Usually, I’m smart enough to avoid something when it’s just going to end in a fight but today was not that day. I spent a lot of money on that gift, it’s super thoughtful, and it acknowledges that I know her interests! I thought I hit a home run with this gift, but instead, all I got was an “Oh, thanks, honey.”

I’ll spare you the details, but needless to say, we got in a big fight where I explained my frustration about the lack of appreciation of my gift, and she kept saying she did appreciate it. If she appreciated it then why did she give me that simple statement like I remembered to bring home milk after work?

The fight was over and onto the part where we don’t talk to each other for a few hours, and I do something to take out my anger. So I decided to do the all important task of cleaning up my dogs “presents” in the backyard. If you couldn’t tell already, I’m one of those people who leave the “presents” there until there is no green grass in the site anymore. It had finally reached that point where you couldn’t walk through the backyard unless you were a pro at the game twister. (Left foot brown, anyone?) It took me about thirty-five minutes to make the grass visible again, and upon completion, I came inside to wash my hands, and I received the biggest back hug ever and was told how much she appreciated me cleaning up the backyard and gave me a big kiss.

HOLD UP!

I JUST GOT A BIGGER POSITIVE REACTION FROM CLEANING UP DOG S*^# THEN I DID FOR BUYING A 300 DOLLAR WATCH?!

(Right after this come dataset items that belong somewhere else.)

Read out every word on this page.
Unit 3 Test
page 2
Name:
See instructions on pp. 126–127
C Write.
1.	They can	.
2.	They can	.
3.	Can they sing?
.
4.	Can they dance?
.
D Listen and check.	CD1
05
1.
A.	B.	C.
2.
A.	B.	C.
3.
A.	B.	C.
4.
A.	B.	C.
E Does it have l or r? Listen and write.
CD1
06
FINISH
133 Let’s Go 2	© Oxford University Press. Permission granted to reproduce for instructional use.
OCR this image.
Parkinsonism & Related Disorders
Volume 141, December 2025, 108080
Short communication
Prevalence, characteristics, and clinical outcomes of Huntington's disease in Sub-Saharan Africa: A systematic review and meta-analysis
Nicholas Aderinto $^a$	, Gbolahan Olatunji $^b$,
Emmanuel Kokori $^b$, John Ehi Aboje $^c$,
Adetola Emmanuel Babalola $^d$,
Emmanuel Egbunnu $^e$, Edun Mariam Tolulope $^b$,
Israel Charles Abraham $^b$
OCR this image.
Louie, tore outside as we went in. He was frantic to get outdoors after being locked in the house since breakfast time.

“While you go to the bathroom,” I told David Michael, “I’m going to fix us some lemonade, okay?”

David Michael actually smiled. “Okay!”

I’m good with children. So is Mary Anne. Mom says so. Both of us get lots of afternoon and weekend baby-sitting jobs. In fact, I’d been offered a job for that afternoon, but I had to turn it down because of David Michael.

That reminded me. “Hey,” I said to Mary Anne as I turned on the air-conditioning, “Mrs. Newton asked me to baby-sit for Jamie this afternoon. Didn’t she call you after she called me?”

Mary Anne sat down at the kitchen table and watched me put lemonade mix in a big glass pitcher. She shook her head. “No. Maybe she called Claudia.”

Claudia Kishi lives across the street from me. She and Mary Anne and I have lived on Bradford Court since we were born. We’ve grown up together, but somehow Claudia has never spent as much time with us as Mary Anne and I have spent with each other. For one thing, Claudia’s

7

It’s official; I don’t understand my wife or any other women in the entire world.

The next weekend I was visiting some friends, and I asked them advice about the situation citing the fact that I had no knowledge of what was going on.

They asked me what my wife’s love language was.

What the heck is a love language?

It turns out there is a test couple can take that finds out what their “love language” is.

This test evaluates a person and tells you the best way in which they receive love. It turns out my wife is an act of service person, while I’m gifts and words of affirmation person.

So in my mind, I was getting myself a gift that would appease my love language instead of doing something for my wife that would satisfy her love language. This is also why me cleaning the backyard meant more to her than me buying her a fancy watch.

I encourage you, whoever you might be to grab your significant other, your boyfriend, girlfriend, brother, sister, son, or daughter and take this test. This is the answer you are all waiting for; this can single-handedly save a relationship. What you’re going to find out is if you want a relationship to work you must be willing to love someone in their love language and not your own. If you do not, you could ultimately sacrifice a relationship with someone you care about extremely.

From here on out when I want to show my wife I love her I don’t buy her any fancy gifts or write her long love letters. Instead I do something like clean the kitchen, or make dinner, while this may seem small or insignificant to you or me, to my wife it’s the difference between someone who loves her and someone who lives with her.